Complete step by step solution:
We know that the base of the box is in square shape. So, the length and breadth of the box will be the same.
Let us consider that the length of the box is $x\;{\text{cm}}$, breadth is $x\;{\text{cm}}$ and height is $y\;{\text{cm}}$. The surface area of the box with an open top is:
${\text{Area}}\;{\text{of}}\;{\text{box}} = \left( {{\text{area}}\;{\text{of}}\;{\text{base}}} \right) + \left( {{\text{area}}\;{\text{of}}\;{\text{4}}\;{\text{sides}}} \right)$
Substitute all the values and solve for the height of the box.
$\Rightarrow 192 = \left( {x \cdot x} \right) + 4\left( {xy} \right)$
$\Rightarrow 192 = {x^2} + 4xy$
$\Rightarrow 4xy = 192 - {x^2}$
$\Rightarrow y = \dfrac{{192 - {x^2}}}{{4x}}\;\;...\left( 1 \right)$
We know that the formula of the volume $V$ of an open box is the product of its base area and height. So, we have
$\Rightarrow V = {x^2}y$
$\Rightarrow V = {x^2}\left( {\dfrac{{192 - {x^2}}}{{4x}}} \right)$
$\Rightarrow V = \dfrac{{192x - {x^3}}}{4}$
For the maximum volume of the box first, we need to find the critical point and then use the second order derivative test for the maximum point.

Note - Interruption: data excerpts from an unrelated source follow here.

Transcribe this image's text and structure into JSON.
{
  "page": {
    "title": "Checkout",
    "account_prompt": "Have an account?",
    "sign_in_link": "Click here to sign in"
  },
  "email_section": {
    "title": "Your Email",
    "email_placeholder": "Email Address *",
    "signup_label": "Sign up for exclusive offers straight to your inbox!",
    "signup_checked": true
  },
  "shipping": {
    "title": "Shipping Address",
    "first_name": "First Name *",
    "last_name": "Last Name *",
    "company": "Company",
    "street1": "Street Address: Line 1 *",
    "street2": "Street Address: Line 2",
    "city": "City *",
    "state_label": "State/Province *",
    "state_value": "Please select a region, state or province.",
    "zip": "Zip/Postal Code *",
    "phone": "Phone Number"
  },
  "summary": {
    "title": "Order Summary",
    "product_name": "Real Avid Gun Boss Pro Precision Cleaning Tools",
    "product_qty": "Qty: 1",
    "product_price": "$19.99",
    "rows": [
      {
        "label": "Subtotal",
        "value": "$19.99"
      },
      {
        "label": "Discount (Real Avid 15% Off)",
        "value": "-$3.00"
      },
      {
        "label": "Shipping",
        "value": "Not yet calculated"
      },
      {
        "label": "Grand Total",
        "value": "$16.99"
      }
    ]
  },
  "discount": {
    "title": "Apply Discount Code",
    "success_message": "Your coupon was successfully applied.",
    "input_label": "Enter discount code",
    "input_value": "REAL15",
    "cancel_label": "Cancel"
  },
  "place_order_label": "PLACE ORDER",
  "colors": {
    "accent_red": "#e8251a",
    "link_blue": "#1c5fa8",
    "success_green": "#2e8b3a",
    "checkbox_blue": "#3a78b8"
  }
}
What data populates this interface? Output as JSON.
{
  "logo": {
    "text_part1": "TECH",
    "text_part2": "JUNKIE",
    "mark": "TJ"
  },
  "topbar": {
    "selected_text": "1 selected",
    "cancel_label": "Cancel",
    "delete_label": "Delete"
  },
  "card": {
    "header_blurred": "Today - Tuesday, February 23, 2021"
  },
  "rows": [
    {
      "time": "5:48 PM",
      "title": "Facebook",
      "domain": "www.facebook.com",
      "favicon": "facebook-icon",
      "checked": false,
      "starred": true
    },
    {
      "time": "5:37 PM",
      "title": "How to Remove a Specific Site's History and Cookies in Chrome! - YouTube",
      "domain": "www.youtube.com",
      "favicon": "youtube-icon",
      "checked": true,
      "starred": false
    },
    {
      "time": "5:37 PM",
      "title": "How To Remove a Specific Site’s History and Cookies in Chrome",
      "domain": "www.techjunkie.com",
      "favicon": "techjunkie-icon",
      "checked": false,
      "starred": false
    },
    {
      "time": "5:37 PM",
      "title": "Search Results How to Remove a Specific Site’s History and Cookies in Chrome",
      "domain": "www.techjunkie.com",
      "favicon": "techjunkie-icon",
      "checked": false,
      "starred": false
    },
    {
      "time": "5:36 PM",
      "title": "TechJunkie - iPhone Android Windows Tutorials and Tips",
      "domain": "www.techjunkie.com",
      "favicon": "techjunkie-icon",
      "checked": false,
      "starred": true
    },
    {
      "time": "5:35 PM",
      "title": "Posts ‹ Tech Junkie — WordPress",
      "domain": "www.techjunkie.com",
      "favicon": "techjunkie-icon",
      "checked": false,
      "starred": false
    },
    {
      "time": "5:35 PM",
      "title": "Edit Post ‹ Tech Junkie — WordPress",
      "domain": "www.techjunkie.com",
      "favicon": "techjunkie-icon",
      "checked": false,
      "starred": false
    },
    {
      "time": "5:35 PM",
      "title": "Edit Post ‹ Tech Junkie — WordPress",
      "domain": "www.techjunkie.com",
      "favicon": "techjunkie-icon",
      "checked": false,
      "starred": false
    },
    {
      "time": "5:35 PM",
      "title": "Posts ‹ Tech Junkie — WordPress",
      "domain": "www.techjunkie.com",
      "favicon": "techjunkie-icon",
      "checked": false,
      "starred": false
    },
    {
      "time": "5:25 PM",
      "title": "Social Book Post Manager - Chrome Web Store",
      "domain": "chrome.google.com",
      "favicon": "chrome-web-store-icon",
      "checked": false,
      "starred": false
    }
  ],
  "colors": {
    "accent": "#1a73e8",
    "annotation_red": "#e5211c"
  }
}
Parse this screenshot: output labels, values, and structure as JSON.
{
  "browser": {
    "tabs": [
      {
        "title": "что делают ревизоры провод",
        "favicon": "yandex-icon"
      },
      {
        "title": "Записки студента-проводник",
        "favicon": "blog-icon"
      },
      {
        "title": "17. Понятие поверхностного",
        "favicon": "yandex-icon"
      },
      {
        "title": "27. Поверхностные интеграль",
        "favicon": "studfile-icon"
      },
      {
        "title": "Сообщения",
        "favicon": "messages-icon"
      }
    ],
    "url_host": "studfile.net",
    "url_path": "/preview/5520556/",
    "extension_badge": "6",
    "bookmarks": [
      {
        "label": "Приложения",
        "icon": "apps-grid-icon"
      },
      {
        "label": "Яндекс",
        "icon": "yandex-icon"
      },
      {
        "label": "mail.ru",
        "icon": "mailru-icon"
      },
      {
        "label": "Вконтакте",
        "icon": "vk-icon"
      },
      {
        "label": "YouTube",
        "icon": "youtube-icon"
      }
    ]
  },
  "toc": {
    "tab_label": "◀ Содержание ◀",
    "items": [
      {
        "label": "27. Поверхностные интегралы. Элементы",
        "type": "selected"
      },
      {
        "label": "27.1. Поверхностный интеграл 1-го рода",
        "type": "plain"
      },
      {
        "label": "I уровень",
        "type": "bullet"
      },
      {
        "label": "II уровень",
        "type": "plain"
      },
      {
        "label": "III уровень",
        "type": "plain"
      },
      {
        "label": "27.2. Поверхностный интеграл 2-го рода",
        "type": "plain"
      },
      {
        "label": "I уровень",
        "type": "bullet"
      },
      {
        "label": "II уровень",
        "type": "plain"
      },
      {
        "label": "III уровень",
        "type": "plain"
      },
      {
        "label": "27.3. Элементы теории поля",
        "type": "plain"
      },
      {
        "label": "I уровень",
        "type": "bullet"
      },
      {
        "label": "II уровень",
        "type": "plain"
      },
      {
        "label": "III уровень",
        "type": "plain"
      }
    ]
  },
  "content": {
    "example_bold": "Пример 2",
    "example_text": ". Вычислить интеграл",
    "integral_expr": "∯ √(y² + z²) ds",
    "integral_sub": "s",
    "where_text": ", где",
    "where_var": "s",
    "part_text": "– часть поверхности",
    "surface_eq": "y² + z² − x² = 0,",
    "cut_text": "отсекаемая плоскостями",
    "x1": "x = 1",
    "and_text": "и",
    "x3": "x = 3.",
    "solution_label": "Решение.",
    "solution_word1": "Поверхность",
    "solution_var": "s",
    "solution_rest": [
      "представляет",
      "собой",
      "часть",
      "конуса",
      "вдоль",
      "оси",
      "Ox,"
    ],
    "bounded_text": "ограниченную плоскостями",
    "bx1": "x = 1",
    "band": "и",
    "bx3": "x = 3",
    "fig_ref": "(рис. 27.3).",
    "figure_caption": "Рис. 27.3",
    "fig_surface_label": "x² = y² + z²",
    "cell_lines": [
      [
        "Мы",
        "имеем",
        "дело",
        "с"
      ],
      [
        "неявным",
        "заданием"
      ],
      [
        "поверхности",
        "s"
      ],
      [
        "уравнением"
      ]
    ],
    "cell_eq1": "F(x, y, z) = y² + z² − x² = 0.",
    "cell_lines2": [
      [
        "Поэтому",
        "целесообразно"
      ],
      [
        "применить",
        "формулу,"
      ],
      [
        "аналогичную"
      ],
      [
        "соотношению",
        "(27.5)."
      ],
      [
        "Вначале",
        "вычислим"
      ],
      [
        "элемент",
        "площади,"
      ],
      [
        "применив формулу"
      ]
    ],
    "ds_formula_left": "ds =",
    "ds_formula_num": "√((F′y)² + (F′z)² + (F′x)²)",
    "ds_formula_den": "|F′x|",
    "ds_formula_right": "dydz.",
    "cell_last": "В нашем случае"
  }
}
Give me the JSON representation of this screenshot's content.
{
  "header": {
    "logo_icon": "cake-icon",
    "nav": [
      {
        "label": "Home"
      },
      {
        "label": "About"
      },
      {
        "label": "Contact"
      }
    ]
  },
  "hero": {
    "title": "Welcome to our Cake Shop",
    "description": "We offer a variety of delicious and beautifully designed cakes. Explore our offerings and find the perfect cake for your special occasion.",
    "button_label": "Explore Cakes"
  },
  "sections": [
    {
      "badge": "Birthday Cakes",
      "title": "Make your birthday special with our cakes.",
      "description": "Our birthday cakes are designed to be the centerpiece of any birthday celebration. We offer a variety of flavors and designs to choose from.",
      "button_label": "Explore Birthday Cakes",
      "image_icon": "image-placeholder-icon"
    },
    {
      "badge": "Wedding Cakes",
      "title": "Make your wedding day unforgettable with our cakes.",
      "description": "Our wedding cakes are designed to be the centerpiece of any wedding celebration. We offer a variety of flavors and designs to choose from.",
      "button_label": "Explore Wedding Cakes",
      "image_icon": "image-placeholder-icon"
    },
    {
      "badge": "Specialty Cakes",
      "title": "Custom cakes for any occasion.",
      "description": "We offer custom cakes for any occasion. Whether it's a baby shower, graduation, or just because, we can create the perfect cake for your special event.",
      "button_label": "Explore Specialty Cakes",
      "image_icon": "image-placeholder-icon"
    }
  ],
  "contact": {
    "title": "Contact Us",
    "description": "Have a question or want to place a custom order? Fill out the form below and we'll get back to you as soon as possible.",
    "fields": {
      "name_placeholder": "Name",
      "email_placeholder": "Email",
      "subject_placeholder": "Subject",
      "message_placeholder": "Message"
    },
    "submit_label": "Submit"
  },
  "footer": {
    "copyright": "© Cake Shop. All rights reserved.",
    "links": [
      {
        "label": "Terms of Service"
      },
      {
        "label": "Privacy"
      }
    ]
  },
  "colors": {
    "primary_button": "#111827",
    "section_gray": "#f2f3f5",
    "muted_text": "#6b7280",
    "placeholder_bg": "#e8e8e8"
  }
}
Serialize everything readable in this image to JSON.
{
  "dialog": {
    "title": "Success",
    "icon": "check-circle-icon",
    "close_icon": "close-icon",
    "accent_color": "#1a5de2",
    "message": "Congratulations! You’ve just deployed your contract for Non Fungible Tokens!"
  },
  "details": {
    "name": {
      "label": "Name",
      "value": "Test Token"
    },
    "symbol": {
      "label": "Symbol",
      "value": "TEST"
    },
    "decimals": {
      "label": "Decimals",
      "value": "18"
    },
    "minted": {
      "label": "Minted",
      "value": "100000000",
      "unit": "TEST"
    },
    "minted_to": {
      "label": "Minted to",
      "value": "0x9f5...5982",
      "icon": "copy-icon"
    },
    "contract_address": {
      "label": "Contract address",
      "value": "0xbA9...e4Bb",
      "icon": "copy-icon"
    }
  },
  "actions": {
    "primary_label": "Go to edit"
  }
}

Differentiate the volume with respect to $x$.
$\Rightarrow \dfrac{{dV}}{{dx}} = \dfrac{1}{4}\dfrac{d}{{dx}}\left( {192x - {x^3}} \right)$
$\Rightarrow \dfrac{{dV}}{{dx}} = \dfrac{{\left( {192 - 3{x^2}} \right)}}{4}$
Now, equate the first order derivative to $0$ for the critical point.
$\Rightarrow \dfrac{{dV}}{{dx}} = 0$
$\Rightarrow \dfrac{{\left( {192 - 3{x^2}} \right)}}{4} = 0$
$\Rightarrow 192 - 3{x^2} = 0$
$\Rightarrow {x^2} = 64$
$\Rightarrow x = \pm 8$
As we know that the length cannot be negative. So, we get $x = 8\;{\text{cm}}$.
Again differentiate the function with respect to $x$.
$\dfrac{{{d^2}V}}{{d{x^2}}} = - \dfrac{3}{2}x$
At $x = 8\;{\text{cm}}$:
$\Rightarrow {\left( {\dfrac{{{d^2}V}}{{d{x^2}}}} \right)_{x = 8}} = - \dfrac{3}{2}\left( 8 \right)$
$\Rightarrow {\left( {\dfrac{{{d^2}V}}{{d{x^2}}}} \right)_{x = 8}} = - 12 < 0$
The volume of the box is maximum at $x = 8\;{\text{cm}}$ by the second derivative test as the value of the second derivative at this point is negative.
Now, substitute the value in equation $\left( 1 \right)$ to find the height of the box.
$\Rightarrow y = \dfrac{{192 - {{\left( 8 \right)}^2}}}{{4\left( 8 \right)}}$
$\Rightarrow y = 4$
The required measurements of the box are $x = 8\;{\text{cm}}$ and $y = 4\;{\text{cm}}$.
The possible maximum volume of box of an open box is:
$\Rightarrow V = {\left( {8\;{\text{cm}}} \right)^2}\left( {4\;{\text{cm}}} \right) \\\ \Rightarrow V = 256\;{\text{c}}{{\text{m}}^3} \\\$

Therefore, the required dimensions of the box are $8\;{\text{cm}}$, $8\;{\text{cm}}$ and $4\;{\text{cm}}$ such that box has maximum volume.

Note:
In this question, find the point of local maximum for the largest volume of the box. For any point $x = c$, use a second derivative test to check whether the function attains maximum value or minimum value. If $f''\left( c \right) < 0$ then the function has maximum value and if $f''\left( c \right) > 0$ then the function has minimum value.